Wattpad Original
Ada 6 bab gratis lagi

1. D'Face Resto

75.4K 4.4K 86
                                    


Entah orang kaya ataupun orang biasa,

Dalam cinta, yang terpenting itu keterbukaan seiring sejalan.

---

Jam makan siang adalah salah satu waktu sibuk-sibuknya bagi sebuah restoran. Tak terkecuali dengan sebuah restoran di pinggiran kota yang kali ini tampak dipenuhi pengunjung. Semua meja terisi penuh, tidak ada yang tersisa kosong satu pun. Entah diisi hanya berdua atau rombongan lebih dari tiga.

D'Face Resto, termasuk salah satu restoran masa kini yang ramah kawula muda juga orang kantoran. Menu makannya tergolong lezat dengan kisaran harga relatif murah. Ditambah tempatnya yang nyaman untuk nongkrong. Baru resmi buka dua tahun, tapi sudah terkenal seantero komplek. Yah, komplek dulu lah. Baru merambah kota.

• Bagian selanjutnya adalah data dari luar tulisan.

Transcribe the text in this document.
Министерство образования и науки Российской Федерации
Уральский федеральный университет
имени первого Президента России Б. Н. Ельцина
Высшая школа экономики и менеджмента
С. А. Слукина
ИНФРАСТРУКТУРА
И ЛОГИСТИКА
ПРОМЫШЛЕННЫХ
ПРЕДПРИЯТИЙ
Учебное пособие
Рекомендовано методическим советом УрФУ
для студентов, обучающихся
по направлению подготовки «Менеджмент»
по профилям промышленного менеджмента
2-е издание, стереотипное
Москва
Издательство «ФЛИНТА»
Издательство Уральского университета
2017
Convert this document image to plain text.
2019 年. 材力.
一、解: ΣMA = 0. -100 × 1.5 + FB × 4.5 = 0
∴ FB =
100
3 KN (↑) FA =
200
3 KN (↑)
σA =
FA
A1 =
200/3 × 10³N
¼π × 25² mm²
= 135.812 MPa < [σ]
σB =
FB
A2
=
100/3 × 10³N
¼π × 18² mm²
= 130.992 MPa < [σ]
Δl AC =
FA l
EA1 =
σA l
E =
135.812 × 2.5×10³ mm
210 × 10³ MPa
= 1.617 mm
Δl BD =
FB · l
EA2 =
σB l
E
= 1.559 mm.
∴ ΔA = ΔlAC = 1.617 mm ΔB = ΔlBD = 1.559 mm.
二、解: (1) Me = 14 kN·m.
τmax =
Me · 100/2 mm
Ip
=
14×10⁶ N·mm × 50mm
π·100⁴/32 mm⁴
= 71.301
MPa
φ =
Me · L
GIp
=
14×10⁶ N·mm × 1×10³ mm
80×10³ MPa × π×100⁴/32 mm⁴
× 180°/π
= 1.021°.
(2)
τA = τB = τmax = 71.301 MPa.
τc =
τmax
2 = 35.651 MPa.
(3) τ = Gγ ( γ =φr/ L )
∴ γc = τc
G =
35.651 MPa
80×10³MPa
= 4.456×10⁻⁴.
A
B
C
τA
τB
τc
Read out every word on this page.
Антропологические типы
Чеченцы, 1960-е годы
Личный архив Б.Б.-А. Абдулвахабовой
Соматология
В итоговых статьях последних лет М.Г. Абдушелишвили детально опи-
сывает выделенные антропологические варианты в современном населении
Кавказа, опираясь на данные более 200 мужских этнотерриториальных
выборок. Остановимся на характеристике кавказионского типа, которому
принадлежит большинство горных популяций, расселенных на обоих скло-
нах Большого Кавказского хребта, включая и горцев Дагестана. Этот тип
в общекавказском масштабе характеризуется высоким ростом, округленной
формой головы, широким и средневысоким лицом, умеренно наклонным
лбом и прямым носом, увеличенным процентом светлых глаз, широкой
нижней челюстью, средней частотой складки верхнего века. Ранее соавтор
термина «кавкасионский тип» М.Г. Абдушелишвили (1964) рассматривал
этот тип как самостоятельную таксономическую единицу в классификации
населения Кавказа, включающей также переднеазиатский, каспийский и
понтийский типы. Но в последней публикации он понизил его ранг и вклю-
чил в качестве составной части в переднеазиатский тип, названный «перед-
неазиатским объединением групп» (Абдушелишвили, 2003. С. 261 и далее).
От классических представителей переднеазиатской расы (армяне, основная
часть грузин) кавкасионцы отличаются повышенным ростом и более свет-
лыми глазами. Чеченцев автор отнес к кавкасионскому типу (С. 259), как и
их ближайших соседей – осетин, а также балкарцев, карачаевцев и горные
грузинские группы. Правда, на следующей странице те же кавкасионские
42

Seperti siang ini saja, tidak ada pekerja di resto itu yang berleha-leha. Mencari angin. Bahkan manager-nya saja sampai turun tangan, membantu mencatat pesanan tamu. Tempatnya minimalis, dengan desain interior super indah.

"Pesanan meja nomor sepuluh. Kalau sudah siap segera diantar, ya," pesan Mira pada Odi yang bertugas sebagai waitress.

Odi mengangguk paham. Meninggalkan Mira dengan nampan berisi makanan, mengantarkan pesanan. Berjalan lihai dan lincah melewati meja-meja dan rekan-rekan kerjanya.

"Dia genit sekali," kekeh Mira. Melihat tingkah Odi, yang baru saja berlalu darinya. Lelaki usia dua puluh tahunan. Sebelumnya Odi bekerja sebagai office boy dan kini berpindah menjadi pelayan restoran. Alasannya dulu, ketika memutuskan mundur dari pekerjaan lamanya, sepele sekali. Rekan kerjanya, ibu-ibu tukang gosip.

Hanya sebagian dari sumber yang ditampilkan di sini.